Romney enters home stretch for presidency

Romney enters home stretch for presidency

TAMPA, Florida
Romney enters home stretch for presidency

Republican Mitt Romney (3rd L) and vice presidential nominee Paul Ryan and their families wave from the stage at the Tampa Bay Times Forum in Tampa, Florida. AFP photo

Republican Mitt Romney, in the most important speech of his presidential campaign, told a television audience of millions that Barack Obama had failed to deliver on his soaring promises of hope and change and that it is time for new leadership during tough times in America.

Romney accepted the Republican presidential nomination on Aug. 30, casting himself as the best hope to lift the struggling U.S. economy and “restore the promise of America.” He outlined lofty goals, making the U.S. energy independent, slashing the deficit, and creating 12 million jobs, though said little about how he would achieve them.

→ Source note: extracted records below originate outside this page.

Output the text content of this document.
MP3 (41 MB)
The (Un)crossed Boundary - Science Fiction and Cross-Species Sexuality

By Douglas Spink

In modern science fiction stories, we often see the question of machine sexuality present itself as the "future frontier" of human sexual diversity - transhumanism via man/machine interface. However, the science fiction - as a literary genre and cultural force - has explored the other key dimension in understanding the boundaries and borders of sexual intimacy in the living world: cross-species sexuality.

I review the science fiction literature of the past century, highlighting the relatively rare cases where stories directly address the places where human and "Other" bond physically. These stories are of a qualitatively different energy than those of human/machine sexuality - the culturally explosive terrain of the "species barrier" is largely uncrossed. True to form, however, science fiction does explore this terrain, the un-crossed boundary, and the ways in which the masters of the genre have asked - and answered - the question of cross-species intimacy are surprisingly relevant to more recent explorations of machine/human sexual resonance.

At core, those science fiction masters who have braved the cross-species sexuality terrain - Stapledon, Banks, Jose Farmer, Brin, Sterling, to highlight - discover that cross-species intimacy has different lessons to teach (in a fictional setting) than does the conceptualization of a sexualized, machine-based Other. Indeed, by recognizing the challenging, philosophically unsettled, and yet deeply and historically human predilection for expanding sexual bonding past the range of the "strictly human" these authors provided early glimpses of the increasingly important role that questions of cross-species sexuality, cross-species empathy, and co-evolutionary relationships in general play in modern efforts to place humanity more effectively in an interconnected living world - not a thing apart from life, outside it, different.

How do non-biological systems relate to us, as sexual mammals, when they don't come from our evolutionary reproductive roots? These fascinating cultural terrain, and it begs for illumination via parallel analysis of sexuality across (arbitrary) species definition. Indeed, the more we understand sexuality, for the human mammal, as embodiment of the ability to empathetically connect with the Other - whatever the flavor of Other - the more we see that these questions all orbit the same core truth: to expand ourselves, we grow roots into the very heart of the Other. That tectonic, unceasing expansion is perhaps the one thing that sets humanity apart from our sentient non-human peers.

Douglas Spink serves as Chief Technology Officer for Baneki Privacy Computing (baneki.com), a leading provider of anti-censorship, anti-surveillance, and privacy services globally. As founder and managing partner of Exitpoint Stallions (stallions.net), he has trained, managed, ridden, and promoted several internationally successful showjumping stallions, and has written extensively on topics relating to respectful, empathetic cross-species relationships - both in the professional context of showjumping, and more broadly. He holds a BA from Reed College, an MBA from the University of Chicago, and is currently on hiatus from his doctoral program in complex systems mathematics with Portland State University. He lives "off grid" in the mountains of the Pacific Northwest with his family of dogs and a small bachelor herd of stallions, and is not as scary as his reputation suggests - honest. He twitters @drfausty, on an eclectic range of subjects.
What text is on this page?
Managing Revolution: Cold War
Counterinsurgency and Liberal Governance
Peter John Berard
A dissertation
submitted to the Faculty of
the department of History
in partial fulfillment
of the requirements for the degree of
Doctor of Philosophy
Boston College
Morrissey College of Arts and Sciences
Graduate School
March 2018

“President Obama promised to begin to slow the rise of the oceans. And to heal the planet. My promise is to help you and your family,” he said. “I wish President Obama had succeeded because I want America to succeed.”

His speech marked the climax of the three-day Republican National Convention and a milestone in his long, often-rocky quest for the presidency. Four years ago, he was defeated by John McCain in his bid for the nomination. This year, he had to fend off a series of Republican challengers, questions about his shifting positions and mutterings about his Mormon religion.

The ultimate prize, the White House, will be determined in a November vote. Polls show Romney and Obama in a dead heat with the economy the biggest issue in the campaign. The United States is struggling with 8.3 percent unemployment and the slowest economic recovery in decades.

Romney noted excitement over Obama’s promises from his campaign four years ago “gave way to disappointment and division.”

Israel, Russia criticism

“You know there’s something wrong with the kind of job he’s done as president when the best feeling you had was the day you voted for him,” he said.

While polls show voters view Romney, a multimillionaire former businessman, as more capable of fixing the economy, they find Obama to be more honest and likable. Romney offered details of his family life, recounting his youth as a Mormon, the son of parents devoted to one another, then a married man with five rambunctious sons. He choked up at least twice, including when he recalled how he and wife Ann would awake to find “a pile of kids asleep in our room.”

Before Romney’s speech, church members warmly presented Romney as a compassionate man who lives his Mormon faith of service. Romney is the first Mormon nominee of a major U.S. political party.
Veering from the speech’s focus on domestic affairs, Romney said Obama had failed to slow Iran’s nuclear threat, abandoned Poland by changing missile defense plans, and has “thrown allies like Israel under the bus.” He said Obama is “eager to give Russia’s President [Vladimir] Putin the flexibility he desires after the election.”

“Under my administration, our friends will see more loyalty and Mr. Putin will see a little less flexibility and more backbone,” he said.

Eastwood lectures empty chair

TAMPA, Florida - Agence France-Presse

Hollywood icon Clint Eastwood made a bizarre cameo at the Republican convention, veering into a surreal conversation with an imaginary President Barack Obama represented by an empty chair.

Eastwood looked down several times at the empty chair, as if he was listening to Obama criticize Republican presidential nominee Romney, whom Eastwood has endorsed. “He can’t do that to himself. You’re absolutely crazy!” the actor/director responded.

Eastwood spoke about how he had been moved by Obama’s message of hope and change in 2008, but then grew disillusioned by failed policies and Obama’s inability to reduce the unemployment rate below eight percent.

Obama himself got into the act, tweeting “This seat’s taken” to his 19 million followers and attaching a link to a fundraising web page.